The Federal Arbitration Act (FAA) provides that written agreements to arbitrate are valid, irrevocable, and enforceable, save upon such grounds as exist at law or in equity for the revocation of any contract. 9 U.S.C.S. § 2. The FAA is a congressional declaration of a liberal federal policy favoring arbitration agreements, notwithstanding any state substantive or procedural policies to the contrary. This policy is founded upon a desire to preserve parties' ability to agree to arbitrate, rather than litigate, their disputes. But despite the strong federal policy favoring arbitration, arbitration remains a creature of contract. It is a fundamental principle of the FAA that arbitration is a matter of contract. Thus, courts must still decide whether the parties to a contract have agreed to arbitrate disputes. The threshold question facing any court considering a motion to compel arbitration is whether the parties have indeed agreed to arbitrate. It is well-settled that a court may not compel arbitration until it has resolved the question of the very existence of the contract embodying the arbitration clause. That question is governed by state-law principles of contract formation.

Facts:

Defendant-Appellant, SquareTrade, Inc., was selling protection plans for consumer products.
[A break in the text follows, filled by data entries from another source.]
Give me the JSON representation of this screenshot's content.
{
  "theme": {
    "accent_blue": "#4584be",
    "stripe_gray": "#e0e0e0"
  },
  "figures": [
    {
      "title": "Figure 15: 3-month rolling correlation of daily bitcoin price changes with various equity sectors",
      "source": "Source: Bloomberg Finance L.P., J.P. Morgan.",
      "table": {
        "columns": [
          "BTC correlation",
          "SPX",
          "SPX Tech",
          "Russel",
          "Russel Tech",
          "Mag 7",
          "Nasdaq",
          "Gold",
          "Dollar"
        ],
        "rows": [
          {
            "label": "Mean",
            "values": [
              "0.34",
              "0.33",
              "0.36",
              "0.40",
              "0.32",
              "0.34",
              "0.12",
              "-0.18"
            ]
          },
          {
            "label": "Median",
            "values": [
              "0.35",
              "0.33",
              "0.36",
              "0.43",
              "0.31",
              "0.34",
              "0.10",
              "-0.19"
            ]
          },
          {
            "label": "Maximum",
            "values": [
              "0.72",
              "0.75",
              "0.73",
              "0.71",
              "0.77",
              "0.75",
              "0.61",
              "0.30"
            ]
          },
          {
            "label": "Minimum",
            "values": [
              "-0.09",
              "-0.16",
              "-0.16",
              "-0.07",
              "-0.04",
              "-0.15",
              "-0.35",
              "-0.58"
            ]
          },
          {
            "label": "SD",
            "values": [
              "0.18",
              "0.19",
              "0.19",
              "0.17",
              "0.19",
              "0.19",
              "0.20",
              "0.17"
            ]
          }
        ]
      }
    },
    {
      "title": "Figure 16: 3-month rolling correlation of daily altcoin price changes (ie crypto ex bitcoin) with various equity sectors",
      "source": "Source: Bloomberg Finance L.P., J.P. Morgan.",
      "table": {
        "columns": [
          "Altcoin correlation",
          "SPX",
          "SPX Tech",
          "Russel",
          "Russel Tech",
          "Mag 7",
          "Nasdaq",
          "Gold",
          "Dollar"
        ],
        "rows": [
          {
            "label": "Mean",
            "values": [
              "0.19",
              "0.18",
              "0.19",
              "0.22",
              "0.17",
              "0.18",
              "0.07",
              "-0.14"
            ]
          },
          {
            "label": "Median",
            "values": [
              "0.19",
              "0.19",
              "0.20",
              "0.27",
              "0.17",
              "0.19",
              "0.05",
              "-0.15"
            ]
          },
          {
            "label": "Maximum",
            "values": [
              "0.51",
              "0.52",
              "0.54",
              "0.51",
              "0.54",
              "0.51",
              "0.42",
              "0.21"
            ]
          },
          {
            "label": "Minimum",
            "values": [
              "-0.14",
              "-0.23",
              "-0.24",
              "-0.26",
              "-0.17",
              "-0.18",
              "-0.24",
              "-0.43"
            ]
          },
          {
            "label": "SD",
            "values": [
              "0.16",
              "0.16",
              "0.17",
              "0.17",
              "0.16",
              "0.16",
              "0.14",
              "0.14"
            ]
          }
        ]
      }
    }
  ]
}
Plaintiff-Appellee Adam J. Starke purchased one such protection plan. Starke filed the present putative class action, seeking to hold SquareTrade accountable for alleged violations of consumer protection laws. SquareTrade moved to compel arbitration, contending that its contract with Starke included an arbitration clause. Starke opposed the motion, arguing that the purported arbitration clause had not become part of the contract because he did not have reasonable notice of the clause and did not manifest assent to it. The district court denied SquareTrade's motion, and SquareTrade appealed.

Issue:

Under the circumstances, should the court have granted defendant’s motion to compel arbitration? 

Answer:

No.

Conclusion:

The court held that the district court did not err in denying defendant's motion to compel arbitration, 9 U.S.C.S. § 2, because the online transaction did not reflect a meeting of the minds or a manifestation of mutual assent where the purchaser did not have reasonable notice of the arbitration provision, which had been provided via an inconspicuous hyperlink to terms and conditions following the purchase of the plan. According to the court, although N.Y. Ins. Law § 7903 permitted service contracts to be provided after the purchase, that regulatory regime did not alter New York law as to the manifestation of assent in contract formation, and there was little justification for the delay in this online transaction.